Check out DAVID HORVITZ’s website for other examples of conceptually informed project – listen to the audio descriptions and use your imagination to complete the works: http://www.davidhorvitz.com/

MAKE: You will follow an instruction developed by John Baldessari (1970) – one of my favourites:

Defenestrate objects. Photograph them in mid-air.

This means throw something out the window, and photograph it in the air. Post your image on the blog, with a short description.

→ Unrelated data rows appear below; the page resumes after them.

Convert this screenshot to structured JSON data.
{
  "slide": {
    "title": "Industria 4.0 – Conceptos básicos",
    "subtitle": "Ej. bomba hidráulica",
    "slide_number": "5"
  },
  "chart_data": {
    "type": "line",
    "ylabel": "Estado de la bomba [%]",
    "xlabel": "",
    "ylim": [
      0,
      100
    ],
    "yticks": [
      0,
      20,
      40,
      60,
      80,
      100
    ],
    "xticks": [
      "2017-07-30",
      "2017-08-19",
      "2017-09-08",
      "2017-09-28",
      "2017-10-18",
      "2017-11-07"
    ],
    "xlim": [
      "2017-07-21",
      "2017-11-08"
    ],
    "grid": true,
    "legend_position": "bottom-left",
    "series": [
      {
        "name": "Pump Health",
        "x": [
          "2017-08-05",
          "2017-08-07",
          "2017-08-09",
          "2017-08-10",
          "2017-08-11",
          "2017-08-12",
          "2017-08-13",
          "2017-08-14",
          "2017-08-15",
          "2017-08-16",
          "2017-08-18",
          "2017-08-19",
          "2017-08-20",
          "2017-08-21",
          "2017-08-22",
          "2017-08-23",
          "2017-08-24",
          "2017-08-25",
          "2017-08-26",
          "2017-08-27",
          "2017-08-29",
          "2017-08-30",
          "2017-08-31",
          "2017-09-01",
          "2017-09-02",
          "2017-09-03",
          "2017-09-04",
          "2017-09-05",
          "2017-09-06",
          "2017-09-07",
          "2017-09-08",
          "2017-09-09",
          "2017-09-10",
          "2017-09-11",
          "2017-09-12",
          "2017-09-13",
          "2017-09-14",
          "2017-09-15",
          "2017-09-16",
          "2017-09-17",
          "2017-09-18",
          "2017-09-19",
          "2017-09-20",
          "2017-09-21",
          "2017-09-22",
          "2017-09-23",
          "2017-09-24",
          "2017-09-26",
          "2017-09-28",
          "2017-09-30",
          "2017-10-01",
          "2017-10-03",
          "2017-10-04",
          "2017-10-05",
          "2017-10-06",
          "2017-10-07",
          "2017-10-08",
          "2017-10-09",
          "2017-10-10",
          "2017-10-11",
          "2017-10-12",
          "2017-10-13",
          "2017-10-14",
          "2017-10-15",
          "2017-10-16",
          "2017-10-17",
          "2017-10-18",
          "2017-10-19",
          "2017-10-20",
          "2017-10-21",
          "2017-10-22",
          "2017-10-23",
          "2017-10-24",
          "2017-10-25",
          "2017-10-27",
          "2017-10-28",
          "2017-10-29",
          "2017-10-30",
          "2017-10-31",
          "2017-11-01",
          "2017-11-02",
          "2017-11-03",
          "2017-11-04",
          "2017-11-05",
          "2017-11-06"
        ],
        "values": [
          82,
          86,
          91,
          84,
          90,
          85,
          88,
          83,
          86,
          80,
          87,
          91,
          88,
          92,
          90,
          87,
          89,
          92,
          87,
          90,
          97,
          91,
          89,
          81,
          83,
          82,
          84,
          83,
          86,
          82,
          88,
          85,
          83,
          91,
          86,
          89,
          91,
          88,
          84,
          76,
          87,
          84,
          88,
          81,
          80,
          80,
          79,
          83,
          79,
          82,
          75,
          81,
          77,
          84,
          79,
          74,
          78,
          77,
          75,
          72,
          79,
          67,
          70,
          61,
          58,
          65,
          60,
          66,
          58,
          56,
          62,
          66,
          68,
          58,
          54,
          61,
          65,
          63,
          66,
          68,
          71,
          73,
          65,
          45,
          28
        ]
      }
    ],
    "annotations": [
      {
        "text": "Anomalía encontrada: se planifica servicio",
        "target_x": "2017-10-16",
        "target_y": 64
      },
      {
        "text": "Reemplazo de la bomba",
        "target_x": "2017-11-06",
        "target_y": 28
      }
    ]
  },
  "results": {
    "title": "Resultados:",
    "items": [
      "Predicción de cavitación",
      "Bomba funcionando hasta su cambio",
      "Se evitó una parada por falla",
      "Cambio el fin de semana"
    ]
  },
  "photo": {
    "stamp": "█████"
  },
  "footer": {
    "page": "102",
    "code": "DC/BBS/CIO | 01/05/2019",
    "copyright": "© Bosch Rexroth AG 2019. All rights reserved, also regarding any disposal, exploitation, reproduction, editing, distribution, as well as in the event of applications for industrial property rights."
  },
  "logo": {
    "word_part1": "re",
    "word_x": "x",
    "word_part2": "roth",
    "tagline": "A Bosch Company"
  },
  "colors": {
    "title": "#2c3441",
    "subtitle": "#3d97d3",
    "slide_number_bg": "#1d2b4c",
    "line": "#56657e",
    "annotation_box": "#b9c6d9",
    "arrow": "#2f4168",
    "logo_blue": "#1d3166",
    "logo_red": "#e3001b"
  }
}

YOU MUST BE SAFE – Do not throw something out of a high rise balcony – even a coin can be dangerous when it hits the ground – or risks hitting a passing person/animal/vehicle/property. Only do this in a situation where you are CERTAIN you can throw a benign object SAFELY out of a window with no danger to anyone or anything below. Make sure the scene is clear. Try to solve the health and safety constraints in the most creative way you can. If you don’t have access to a low window – throw something feather light. Or – simply throw something into the air from the ground, and photograph it. Solve the instruction SAFELY even if it isn’t exactly a real “defenstration”.

We will discuss a few good examples of your work in the next class huddle.